Today, there is more scientific knowledge and technical know-how than ever before for anticipating the potential effects of an earthquake before it strikes.   The survival story of the 40-storey Marriott Hotel – left structurally intact after an earthquake measuring 6.9 on the Richter scale devastated San Francisco (USA) the day the hotel opened in 1989 – speaks volumes for the sophistication of modern engineering.

Of all the global environmental issues, earthquakes and other natural hazards present the most manageable of situations: the risks of these are the most readily identified, effective mitigation measures do exist and the benefits of reducing vulnerability greatly outweigh the costs.  But the disastrous effects of natural phenomena will only be mastered once disaster preparedness moves up the public agenda.

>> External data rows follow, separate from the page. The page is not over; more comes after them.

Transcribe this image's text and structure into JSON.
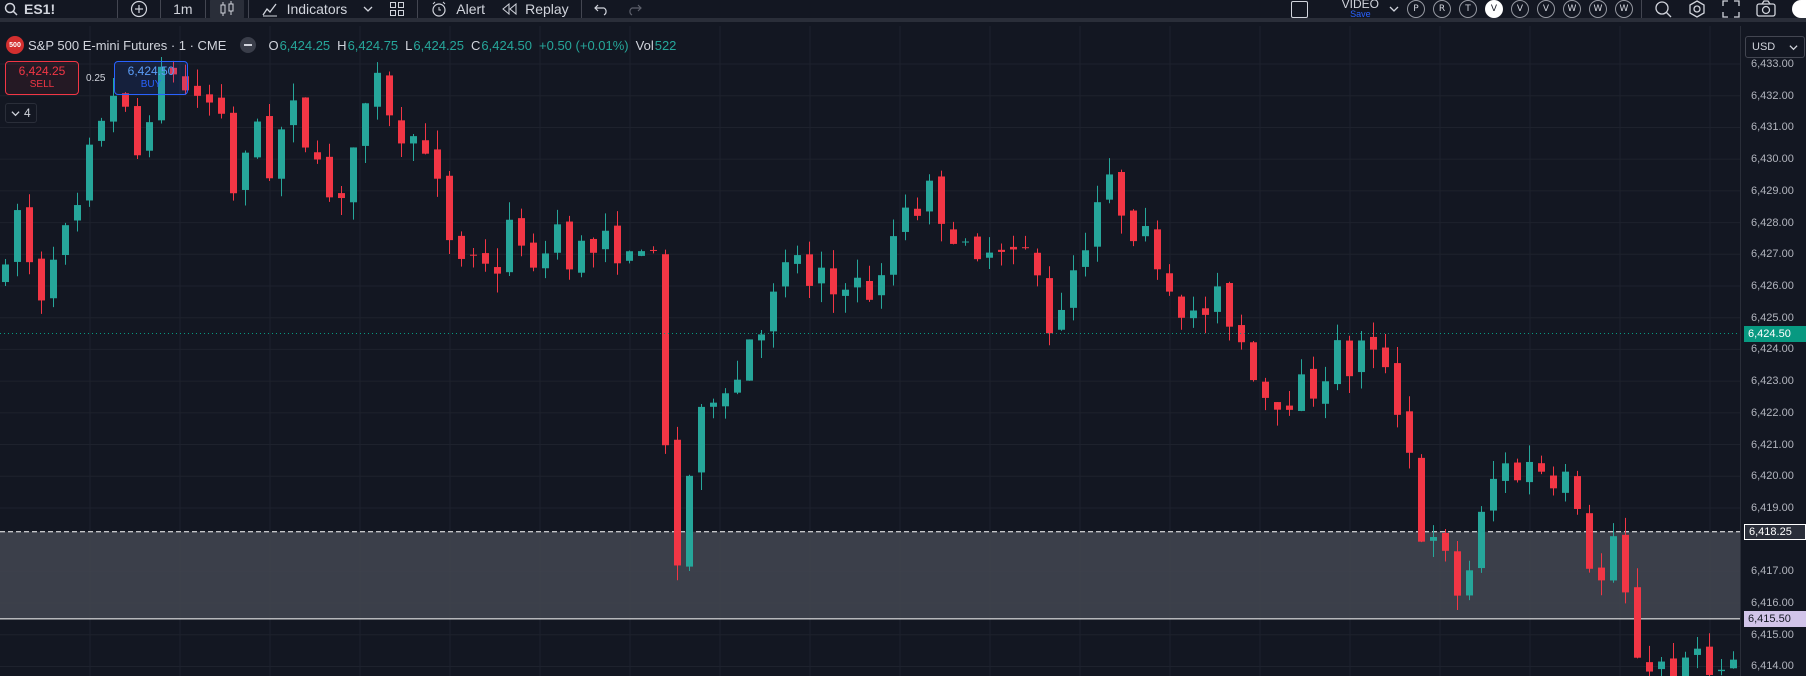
{
  "toolbar": {
    "symbol": "ES1!",
    "interval": "1m",
    "indicators_label": "Indicators",
    "alert_label": "Alert",
    "replay_label": "Replay",
    "video_label": "VIDEO",
    "save_label": "Save",
    "layout_buttons": [
      "P",
      "R",
      "T",
      "V",
      "V",
      "V",
      "W",
      "W",
      "W"
    ],
    "active_layout_index": 3
  },
  "legend": {
    "logo_text": "500",
    "title": "S&P 500 E-mini Futures · 1 · CME",
    "open_label": "O",
    "open": "6,424.25",
    "high_label": "H",
    "high": "6,424.75",
    "low_label": "L",
    "low": "6,424.25",
    "close_label": "C",
    "close": "6,424.50",
    "change": "+0.50 (+0.01%)",
    "vol_label": "Vol",
    "volume": "522"
  },
  "trading": {
    "sell_price": "6,424.25",
    "sell_label": "SELL",
    "spread": "0.25",
    "buy_price": "6,424.50",
    "buy_label": "BUY",
    "collapse_count": "4"
  },
  "price_axis": {
    "currency": "USD",
    "ticks": [
      "6,433.00",
      "6,432.00",
      "6,431.00",
      "6,430.00",
      "6,429.00",
      "6,428.00",
      "6,427.00",
      "6,426.00",
      "6,425.00",
      "6,424.00",
      "6,423.00",
      "6,422.00",
      "6,421.00",
      "6,420.00",
      "6,419.00",
      "6,417.00",
      "6,416.00",
      "6,415.00",
      "6,414.00"
    ],
    "current_price": "6,424.50",
    "zone_top_price": "6,418.25",
    "zone_bottom_price": "6,415.50"
  },
  "colors": {
    "bull": "#26a69a",
    "bear": "#f23645",
    "background": "#131722",
    "grid": "#1e222d",
    "zone_fill": "#434651",
    "current_price_tag": "#089981",
    "zone_top_tag": "#2a2e39",
    "zone_bottom_tag": "#d1c4e9"
  },
  "chart_data": {
    "type": "candlestick",
    "title": "S&P 500 E-mini Futures · 1 · CME",
    "ylim": [
      6413.7,
      6434.2
    ],
    "current_price": 6424.5,
    "zone": [
      6415.5,
      6418.25
    ],
    "path": [
      6426.3,
      6428.5,
      6427.0,
      6425.4,
      6426.8,
      6428.0,
      6427.2,
      6429.4,
      6430.5,
      6431.7,
      6432.3,
      6431.2,
      6430.1,
      6431.5,
      6432.4,
      6433.2,
      6431.9,
      6432.6,
      6431.3,
      6432.2,
      6431.1,
      6428.2,
      6430.3,
      6431.4,
      6429.6,
      6430.8,
      6431.7,
      6430.4,
      6431.1,
      6429.1,
      6428.4,
      6429.6,
      6430.9,
      6431.6,
      6432.5,
      6431.5,
      6430.2,
      6431.2,
      6430.1,
      6429.4,
      6427.9,
      6426.7,
      6427.3,
      6426.5,
      6427.1,
      6426.3,
      6428.2,
      6427.5,
      6426.1,
      6427.3,
      6428.1,
      6426.8,
      6427.5,
      6426.6,
      6427.9,
      6426.8,
      6427.4,
      6426.4,
      6427.8,
      6426.5,
      6420.4,
      6417.2,
      6419.9,
      6421.6,
      6422.4,
      6423.3,
      6422.5,
      6423.7,
      6425.1,
      6424.7,
      6425.9,
      6426.6,
      6427.1,
      6425.8,
      6426.3,
      6425.6,
      6426.4,
      6425.9,
      6426.3,
      6425.2,
      6426.8,
      6428.1,
      6428.9,
      6428.4,
      6429.1,
      6428.3,
      6427.7,
      6427.2,
      6426.3,
      6427.7,
      6427.1,
      6427.8,
      6426.5,
      6427.3,
      6425.8,
      6424.5,
      6425.6,
      6426.6,
      6427.4,
      6428.6,
      6429.3,
      6428.7,
      6428.2,
      6427.3,
      6427.8,
      6426.4,
      6425.8,
      6425.3,
      6424.9,
      6425.2,
      6425.6,
      6425.1,
      6424.5,
      6423.6,
      6422.9,
      6422.2,
      6422.8,
      6422.3,
      6423.1,
      6422.6,
      6423.4,
      6424.0,
      6423.3,
      6424.2,
      6423.6,
      6424.1,
      6422.6,
      6421.7,
      6419.8,
      6417.0,
      6418.2,
      6417.1,
      6416.2,
      6417.2,
      6418.6,
      6419.8,
      6420.4,
      6420.0,
      6420.6,
      6419.9,
      6420.7,
      6419.5,
      6420.3,
      6418.1,
      6417.2,
      6416.6,
      6417.8,
      6416.3,
      6414.6,
      6413.9,
      6414.3,
      6413.8,
      6413.6,
      6414.1,
      6414.8,
      6413.9,
      6413.7,
      6414.2,
      6413.9
    ]
  }
}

Moving disaster prevention up the public agenda

Disaster relief may capture the public imagination but the same cannot be said for disaster prevention. Behind-the-scenes prevention is simply not as spectacular as the images of lurching apartment blocks or tents erected among the rubble.

Public resources spent on relief and recovery continue to account for 96% of all resources spent on disaster-related activities annually, leaving only a few crumbs for prevention.  Decision-makers and donors tend to lay more emphasis on relief than on mitigation and preparedness that could help communities learn from disasters and reduce their vulnerability to future risks.

Cost–benefit analyses support the rationale behind disaster prevention.   Some studies estimate the cost-to-benefit-ratio of investment in disaster warning and mitigation systems, when compared to the economic losses associated with natural disasters, to be between 1:15 and 1:20.

UNESCO will continue to play an advisory and advocacy role until every country – be it rich or poor – has shifted emphasis from post-disaster reaction to pre-disaster action. Earthquakes are a fatality. They need not be a disaster.